Analysts Reginald Smith and Charles Pearce wrote: “The average monthly network hash rate, a measure of industry competition, fell 30 EH/s (-3%) month-on-month in December to an average of 1,045 EH/s.”
Hashrate refers to the total computational power used to mine and process transactions on a proof-of-work blockchain, measured in exahashes per second.
Although competition for miners has decreased, mining profitability has also declined. Analysts estimated that miners earned an average of $38,700 per EH/sec in daily block reward revenue last month, which is “a 7% decrease from November and 32% year-over-year decline, representing the lowest level on record.” According to the report, daily block reward gross margin also decreased last month, dropping 9% to $17,100 per EH/s.
The bank did not elaborate on why mining profitability has declined, but the decline in Bitcoin prices since October is likely adding to margin pressure for miners already feeling the pain of the recent halving and rising energy prices.
However, not everything is hopeless.

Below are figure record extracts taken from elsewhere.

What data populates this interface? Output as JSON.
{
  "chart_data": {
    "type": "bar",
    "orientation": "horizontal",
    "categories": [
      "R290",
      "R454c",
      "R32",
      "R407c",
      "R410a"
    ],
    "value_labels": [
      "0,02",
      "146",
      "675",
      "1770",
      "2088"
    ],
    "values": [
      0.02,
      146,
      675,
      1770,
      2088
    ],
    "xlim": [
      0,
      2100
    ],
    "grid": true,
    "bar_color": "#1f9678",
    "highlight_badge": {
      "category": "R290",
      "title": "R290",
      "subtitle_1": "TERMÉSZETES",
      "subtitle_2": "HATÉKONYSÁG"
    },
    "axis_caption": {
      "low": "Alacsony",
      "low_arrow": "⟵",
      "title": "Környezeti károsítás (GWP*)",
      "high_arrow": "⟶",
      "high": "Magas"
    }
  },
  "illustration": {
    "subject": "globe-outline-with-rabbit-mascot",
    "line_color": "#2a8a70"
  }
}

The market capitalization of the 14 U.S.-listed Bitcoin miners and data center operators tracked by the bank rose to $48 billion by the end of 2025, an increase of 73% over the year. Last month, Hut 8 (HUT) was the best performer of the group with a 2% gain, while CleanSpark (CLSK) underperformed with a 33% drop.
While only two companies outperformed Bitcoin in December, nine out of 14 companies outperformed the largest cryptocurrency during the year, led by IREN (IREN) and Cipher Mining (CIFR), the report added.